Exclusive: Andy Swan Quits Physical and Gets Digital with the Michael Parks

Exclusive: Andy Swan Quits Physical and Gets Digital with the Michael Parks
Andy Swan has decided he's no longer interested in making CDs. Maybe it was the New Year's Day move this year from long-time home of Toronto to Breadalbane, PEI, that did it. Or maybe it was just ten years of releasing music under so many different monikers (the Fling, Detective Kalita, Andy Swan and, his current act, the Michael Parks). Either way, Swan has taken the bold step of offering all his music for free on his website, no cash required.

"It probably grew out of all those times I had to move boxes and boxes of unsold CDs from home to home," Swan tells Exclaim! of his digital shift. "Then one day a friend commented that every time he makes a CD now, he just feels as though he's making a bunch of garbage. The simple truth is that most people who might want my music have access to computers and listen to MP3s."

Swan, who has released records on Ottawa's Kelp Records, says that he's not abandoning the CD format entirely, however, and that fans can still get the shiny little discs if they really want them.

"Those that want CDs can buy one off me directly," he says. "I'm lucky in that while I have never sold a lot of albums, I do have people in the press and radio who want to hear what I am doing. So by doing things this way, all the same people and more are hearing the music, yet I am saving on the costs of manufacturing and mailing. My website does have a spot where people can buy me a drink, and send me $5.25 towards a rye and soda.

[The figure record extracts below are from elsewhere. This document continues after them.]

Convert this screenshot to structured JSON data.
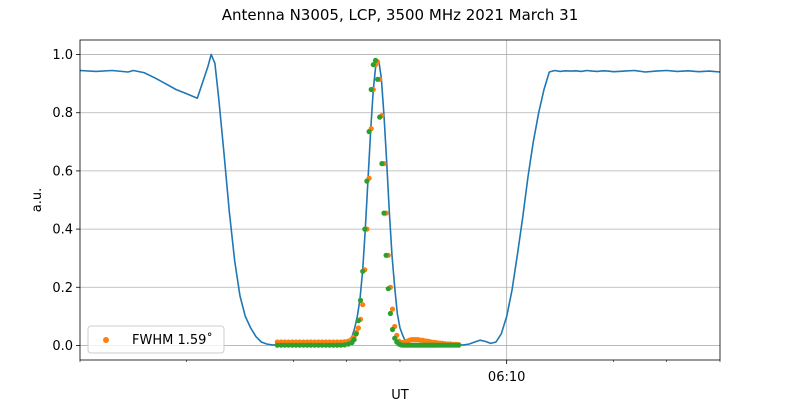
{
  "chart_data": {
    "type": "line",
    "title": "Antenna N3005, LCP, 3500 MHz 2021 March 31",
    "xlabel": "UT",
    "ylabel": "a.u.",
    "x_tick_labels": [
      "06:10"
    ],
    "ylim": [
      -0.05,
      1.05
    ],
    "yticks": [
      0.0,
      0.2,
      0.4,
      0.6,
      0.8,
      1.0
    ],
    "ytick_labels": [
      "0.0",
      "0.2",
      "0.4",
      "0.6",
      "0.8",
      "1.0"
    ],
    "grid": true,
    "legend_position": "lower-left",
    "legend_label": "FWHM 1.59$^\\circ$",
    "legend_display": "FWHM 1.59˚",
    "series": [
      {
        "color": "#1f77b4",
        "style": "line",
        "x": [
          0,
          3,
          6,
          9,
          10,
          12,
          14,
          16,
          18,
          20,
          22,
          24,
          24.6,
          25.3,
          26,
          27,
          28,
          29,
          30,
          31,
          32,
          33,
          34,
          35,
          36,
          37,
          38,
          39,
          40,
          41,
          42,
          43,
          44,
          45,
          46,
          47,
          48,
          49,
          50,
          51,
          51.5,
          52,
          52.5,
          53,
          53.5,
          54,
          54.5,
          55,
          55.5,
          56,
          56.5,
          57,
          57.5,
          58,
          58.5,
          59,
          59.5,
          60,
          60.5,
          61,
          61.5,
          62,
          62.5,
          63,
          63.5,
          64,
          64.5,
          65,
          65.5,
          66,
          67,
          68,
          69,
          70,
          71,
          72,
          73,
          74,
          75,
          76,
          77,
          78,
          79,
          80,
          81,
          82,
          83,
          84,
          85,
          86,
          87,
          88,
          89,
          90,
          91,
          92,
          93,
          94,
          95,
          96,
          97,
          98,
          99,
          100,
          101,
          102,
          104,
          106,
          108,
          110,
          112,
          114,
          116,
          118,
          120
        ],
        "y": [
          0.945,
          0.942,
          0.945,
          0.94,
          0.945,
          0.938,
          0.92,
          0.9,
          0.88,
          0.865,
          0.85,
          0.96,
          1.0,
          0.97,
          0.85,
          0.66,
          0.46,
          0.29,
          0.17,
          0.1,
          0.06,
          0.03,
          0.012,
          0.005,
          0.002,
          0.002,
          0.002,
          0.002,
          0.002,
          0.002,
          0.002,
          0.002,
          0.002,
          0.002,
          0.002,
          0.002,
          0.002,
          0.004,
          0.01,
          0.03,
          0.06,
          0.1,
          0.16,
          0.26,
          0.4,
          0.57,
          0.74,
          0.88,
          0.97,
          0.98,
          0.92,
          0.79,
          0.63,
          0.46,
          0.31,
          0.2,
          0.11,
          0.06,
          0.035,
          0.015,
          0.007,
          0.003,
          0.002,
          0.002,
          0.002,
          0.002,
          0.002,
          0.002,
          0.002,
          0.002,
          0.002,
          0.002,
          0.002,
          0.002,
          0.002,
          0.002,
          0.005,
          0.012,
          0.018,
          0.014,
          0.007,
          0.012,
          0.04,
          0.1,
          0.19,
          0.31,
          0.44,
          0.58,
          0.7,
          0.8,
          0.88,
          0.94,
          0.945,
          0.942,
          0.944,
          0.943,
          0.944,
          0.942,
          0.945,
          0.943,
          0.942,
          0.944,
          0.943,
          0.941,
          0.942,
          0.943,
          0.945,
          0.94,
          0.943,
          0.945,
          0.942,
          0.944,
          0.941,
          0.943,
          0.94
        ]
      },
      {
        "color": "#ff7f0e",
        "style": "markers",
        "x": [
          37,
          37.7,
          38.4,
          39.1,
          39.8,
          40.5,
          41.2,
          41.9,
          42.6,
          43.3,
          44,
          44.7,
          45.4,
          46.1,
          46.8,
          47.5,
          48.2,
          48.9,
          49.6,
          50.3,
          51,
          51.4,
          51.8,
          52.2,
          52.6,
          53,
          53.4,
          53.8,
          54.2,
          54.6,
          55,
          55.4,
          55.8,
          56.2,
          56.6,
          57,
          57.4,
          57.8,
          58.2,
          58.6,
          59,
          59.4,
          59.8,
          60.2,
          60.6,
          61,
          61.4,
          61.8,
          62.2,
          62.6,
          63,
          63.4,
          63.8,
          64.2,
          64.6,
          65,
          65.4,
          65.8,
          66.2,
          66.6,
          67,
          67.5,
          68,
          68.5,
          69,
          69.5,
          70,
          70.5,
          71
        ],
        "y": [
          0.012,
          0.012,
          0.012,
          0.012,
          0.012,
          0.012,
          0.012,
          0.012,
          0.012,
          0.012,
          0.012,
          0.012,
          0.012,
          0.012,
          0.012,
          0.012,
          0.012,
          0.012,
          0.013,
          0.015,
          0.02,
          0.03,
          0.045,
          0.06,
          0.09,
          0.14,
          0.26,
          0.4,
          0.575,
          0.745,
          0.88,
          0.965,
          0.975,
          0.915,
          0.79,
          0.625,
          0.455,
          0.31,
          0.2,
          0.125,
          0.065,
          0.035,
          0.015,
          0.01,
          0.01,
          0.012,
          0.015,
          0.018,
          0.02,
          0.02,
          0.02,
          0.02,
          0.018,
          0.018,
          0.016,
          0.015,
          0.014,
          0.012,
          0.011,
          0.01,
          0.009,
          0.008,
          0.007,
          0.006,
          0.005,
          0.005,
          0.004,
          0.004,
          0.003
        ]
      },
      {
        "color": "#2ca02c",
        "style": "markers",
        "x": [
          37,
          37.7,
          38.4,
          39.1,
          39.8,
          40.5,
          41.2,
          41.9,
          42.6,
          43.3,
          44,
          44.7,
          45.4,
          46.1,
          46.8,
          47.5,
          48.2,
          48.9,
          49.6,
          50.3,
          51,
          51.4,
          51.8,
          52.2,
          52.6,
          53,
          53.4,
          53.8,
          54.2,
          54.6,
          55,
          55.4,
          55.8,
          56.2,
          56.6,
          57,
          57.4,
          57.8,
          58.2,
          58.6,
          59,
          59.4,
          59.8,
          60.2,
          60.6,
          61,
          61.4,
          61.8,
          62.2,
          62.6,
          63,
          63.4,
          63.8,
          64.2,
          64.6,
          65,
          65.4,
          65.8,
          66.2,
          66.6,
          67,
          67.5,
          68,
          68.5,
          69,
          69.5,
          70,
          70.5,
          71
        ],
        "y": [
          0.001,
          0.001,
          0.001,
          0.001,
          0.001,
          0.001,
          0.001,
          0.001,
          0.001,
          0.001,
          0.001,
          0.001,
          0.001,
          0.001,
          0.001,
          0.001,
          0.001,
          0.001,
          0.002,
          0.005,
          0.01,
          0.02,
          0.04,
          0.085,
          0.155,
          0.255,
          0.4,
          0.565,
          0.735,
          0.88,
          0.965,
          0.98,
          0.915,
          0.785,
          0.625,
          0.455,
          0.31,
          0.195,
          0.11,
          0.055,
          0.025,
          0.012,
          0.005,
          0.002,
          0.001,
          0.001,
          0.001,
          0.001,
          0.001,
          0.001,
          0.001,
          0.001,
          0.001,
          0.001,
          0.001,
          0.001,
          0.001,
          0.001,
          0.001,
          0.001,
          0.001,
          0.001,
          0.001,
          0.001,
          0.001,
          0.001,
          0.001,
          0.001,
          0.001
        ]
      }
    ]
  }
}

I joke that if one person buys me a drink, it will be my most profitable album ever."

 The Michael Parks, which also features Greg Smith of the Weakerthans and Shayne Cox of Sports: The Band in its ranks, have the group's new album Try Try Again now up at Swan's site as a free download. Swan says that he absolutely loves having complete control to do things like release Try Try Again, the first in what he calls the Binary Series, by himself. And it sounds like there's a lot more to come.

"Releasing stuff for free online is really an extension of the punk rock DIY mentality of the stuff that inspired me when I was young, except that the Internet is way better than cassettes. I have a backlog of material and plan to release stuff at my leisure for free on my website over the coming months. I just figure that if enough people like the songs, I will see some benefit from that someday, somehow."